My breath leaves my lungs in a whoosh, I feel like I just got winded. Hard.

Will.

There aren’t enough words for how I feel thinking about him, remembering that afternoon in the water, his lips burning hot in the icy creek. And later, together at his place . . . how he knew just how to touch me, drive me to the edge, as if he could read my mind, knowing I’d never let myself fall like that before, but promising to catch me regardless.

It was the only time I’ve ever felt something so deep, a connection beyond anything I could imagine, and now, I feel a regret so bittersweet it makes me want to cry.
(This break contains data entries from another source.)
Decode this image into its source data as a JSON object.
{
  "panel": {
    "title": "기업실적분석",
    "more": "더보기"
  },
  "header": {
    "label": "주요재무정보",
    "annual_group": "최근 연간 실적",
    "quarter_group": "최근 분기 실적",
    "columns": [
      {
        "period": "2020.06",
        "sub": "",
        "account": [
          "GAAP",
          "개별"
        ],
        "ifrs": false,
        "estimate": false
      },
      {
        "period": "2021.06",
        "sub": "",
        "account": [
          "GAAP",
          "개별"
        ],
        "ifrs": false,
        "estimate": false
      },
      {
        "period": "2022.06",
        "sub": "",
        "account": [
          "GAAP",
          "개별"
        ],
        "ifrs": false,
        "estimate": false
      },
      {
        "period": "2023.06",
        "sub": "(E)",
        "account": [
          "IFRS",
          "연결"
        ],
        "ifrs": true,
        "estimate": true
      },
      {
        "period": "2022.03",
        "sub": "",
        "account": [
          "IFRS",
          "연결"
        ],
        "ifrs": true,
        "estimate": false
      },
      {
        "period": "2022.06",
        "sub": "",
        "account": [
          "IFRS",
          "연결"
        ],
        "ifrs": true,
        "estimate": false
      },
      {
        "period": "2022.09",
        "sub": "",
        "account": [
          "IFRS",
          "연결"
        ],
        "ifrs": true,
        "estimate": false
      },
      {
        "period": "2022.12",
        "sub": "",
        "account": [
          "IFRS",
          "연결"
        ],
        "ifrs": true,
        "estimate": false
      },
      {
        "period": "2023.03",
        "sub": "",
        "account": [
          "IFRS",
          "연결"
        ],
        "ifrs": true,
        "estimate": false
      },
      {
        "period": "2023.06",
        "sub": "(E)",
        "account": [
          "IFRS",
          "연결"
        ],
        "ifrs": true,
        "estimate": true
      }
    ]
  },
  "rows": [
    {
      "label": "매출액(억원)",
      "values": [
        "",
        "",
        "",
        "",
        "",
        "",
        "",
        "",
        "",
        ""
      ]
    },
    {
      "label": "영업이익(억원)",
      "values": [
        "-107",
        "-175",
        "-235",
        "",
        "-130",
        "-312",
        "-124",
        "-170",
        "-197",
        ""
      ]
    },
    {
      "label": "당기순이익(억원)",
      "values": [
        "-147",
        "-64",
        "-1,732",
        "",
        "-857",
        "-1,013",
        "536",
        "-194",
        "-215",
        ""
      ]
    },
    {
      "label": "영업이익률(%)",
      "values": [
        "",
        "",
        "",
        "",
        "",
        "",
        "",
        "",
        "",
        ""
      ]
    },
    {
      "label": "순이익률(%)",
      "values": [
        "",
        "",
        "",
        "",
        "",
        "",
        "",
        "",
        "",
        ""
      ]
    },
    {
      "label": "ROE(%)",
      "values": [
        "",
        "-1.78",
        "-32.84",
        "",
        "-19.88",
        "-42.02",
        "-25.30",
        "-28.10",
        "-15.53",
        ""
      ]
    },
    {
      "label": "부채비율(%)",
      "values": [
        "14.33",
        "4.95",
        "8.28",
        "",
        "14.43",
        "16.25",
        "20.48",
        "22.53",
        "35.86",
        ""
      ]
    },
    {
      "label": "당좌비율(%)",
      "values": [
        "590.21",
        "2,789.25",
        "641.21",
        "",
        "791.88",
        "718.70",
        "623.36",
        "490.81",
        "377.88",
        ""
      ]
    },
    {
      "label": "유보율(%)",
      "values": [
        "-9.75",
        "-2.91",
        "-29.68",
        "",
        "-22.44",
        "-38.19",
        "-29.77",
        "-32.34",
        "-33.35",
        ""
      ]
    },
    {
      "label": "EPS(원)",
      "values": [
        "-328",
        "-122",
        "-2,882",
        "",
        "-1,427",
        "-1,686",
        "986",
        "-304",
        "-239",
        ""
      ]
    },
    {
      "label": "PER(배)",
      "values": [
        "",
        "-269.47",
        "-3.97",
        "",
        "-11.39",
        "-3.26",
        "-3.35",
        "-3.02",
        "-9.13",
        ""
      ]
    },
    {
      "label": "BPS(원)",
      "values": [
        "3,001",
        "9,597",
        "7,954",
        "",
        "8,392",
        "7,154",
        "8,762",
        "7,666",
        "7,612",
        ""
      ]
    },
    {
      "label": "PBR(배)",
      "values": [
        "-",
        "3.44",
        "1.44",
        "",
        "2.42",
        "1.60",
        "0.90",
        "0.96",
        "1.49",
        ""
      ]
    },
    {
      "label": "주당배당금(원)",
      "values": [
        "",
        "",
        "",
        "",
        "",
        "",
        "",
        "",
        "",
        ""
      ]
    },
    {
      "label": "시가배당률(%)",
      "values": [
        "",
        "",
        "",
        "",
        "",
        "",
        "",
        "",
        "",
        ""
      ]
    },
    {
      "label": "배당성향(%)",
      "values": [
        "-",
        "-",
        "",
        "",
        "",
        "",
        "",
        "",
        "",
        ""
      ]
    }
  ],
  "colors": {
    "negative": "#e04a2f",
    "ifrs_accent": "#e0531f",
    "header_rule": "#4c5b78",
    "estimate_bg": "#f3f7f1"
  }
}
Am I really going to give all this up because of one mistake?

My heart aches. I remember what my mom said, about choosing a life with Dad rather than one without him. It seemed so clinical at the time, but now, I see it wasn’t about making a calculation, it wasn’t about rational thought at all.

It was just about love.

And for the first time, I understand.

Yes, it hurts, and yes, I still feel like Will betrayed me by not telling me everything, but right now when I think about the future, and what I want from my life, all I can think about is him. Laughing and talking and driving each other crazy with desire. Waking up with him as dawn breaks through the windows and feeling him reach for me in the middle of the night. I want it so much, I can’t stand it. A life together, my partner, my cheerleader.

My love.

God, just a couple of weeks without him has already been an eternity. How am I supposed to get through another sixty years without him by my side?

I pull out my cellphone and dial. “Eva?” I ask, when she picks up. “About that trip you suggested . . . can I stay tonight?”

My head is still spinning, but I know what I have to do.

“I’m coming to New York.”





Twenty-Two.


Thanks to my credit card and a last-minute flight, here I am less than twenty-four hours later: walking the busy New York sidewalks towards Will’s last known address, wondering if I’m making the biggest mistake of my life by putting my heart on the line like this.